I seem to have lost touch with my heart for a moment. Forgotten or shellacked over holes in my plastic armor. I forgot what it feels like to hang up the phone, indefinitely.
It was the first time I felt like a big sister. There are seven years dividing the two of us. I was always doing my own thing as my brothers sort of grew up together in their own world of boyhood. A world more concerned with asserting their own prepubescent testosterone through the jumping off of roofs, the scraping of elbows and jokes that earned punishments instead of laughter. They knew nothing of my birth control or hidden life of secret parental deceiving . My perpetually locked door kept out any inquiries as to what it was like to be a seventeen-year old girl. My turned up speakers leaking out hormonal disenchantment and a heart too blue to be true from under the door acted as a translator for the alien tongues us boys vs. girls spoke. We had nothing in common but the name and blood we shared and the love that punctuated boughts of sibling torture. And before they evolved out of their baby fat I had already moved out.

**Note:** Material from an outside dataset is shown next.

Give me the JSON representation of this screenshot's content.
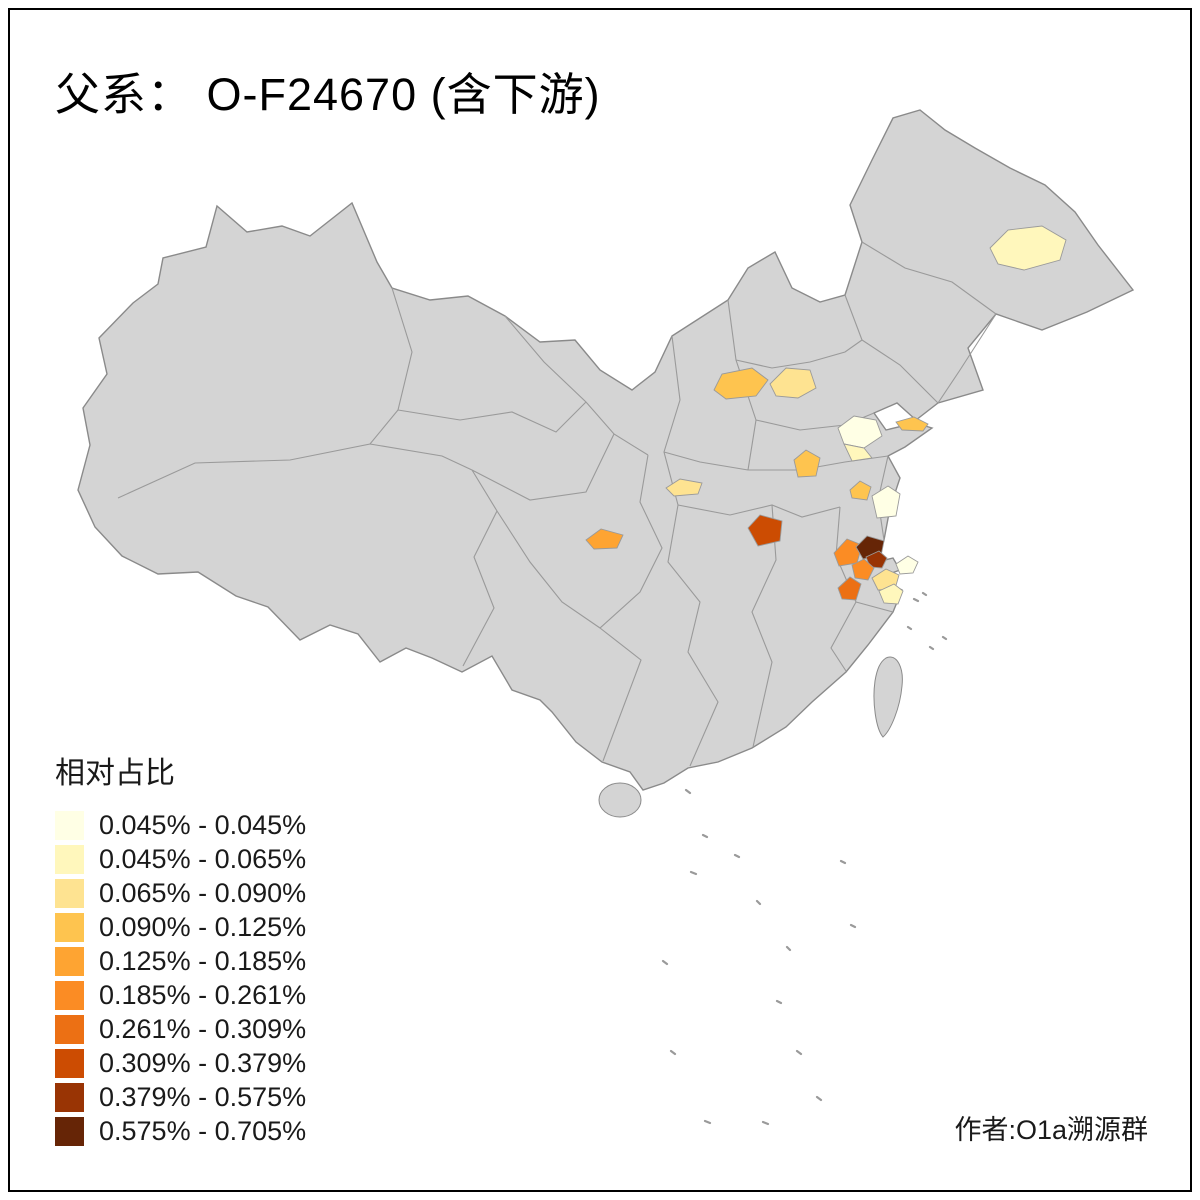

When he posted heartsick status updates on Facebook tonight I felt a twinge of pain in so many different ways. I felt bad for him sure but I also felt guilty. I felt guilty for not being there enough. For not counseling him more through our parent's divorce because I was too busy running away from them and finding myself.
"But I was alone for everything," I try to justify.
But it isn't about enduring the pain alone that defines oneself is it? It's about what we do for others in THEIR pain, in their time of need.
And so, I ignored the part of myself that plays the wiser when I know I'm not. I'm just another human being. And I commiserated and listened. And I remembered the day I thought I'd never be happy again and all the songs and angry, hurt lashing out that followed. I spoke honestly and I hoped it helped.
I think kids of divorce perceive love differently. For my brother it was tragedy to see something fall apart because he wanted to be different than my parents, wanted to keep believing in love and holding on to it. For me, well, I'm still trying to work on not seeing every relationship as impending heartache, a broken home; restart at thirty-nine with little to nothing but mouths to feed and hearts to mend.
Cynic or believer, we had both had a broken heart. And now we had something in common.
I sent him a text before bed and I reminded him that life goes on. That experiences that he won't even be able to perceive yet will happen. That people are good. That yes, yes, you'll probably be depressed for awhile but one day you won't and things will be different. And that I loved him.
Even if he didn't love anybody, or feel loved, tonight.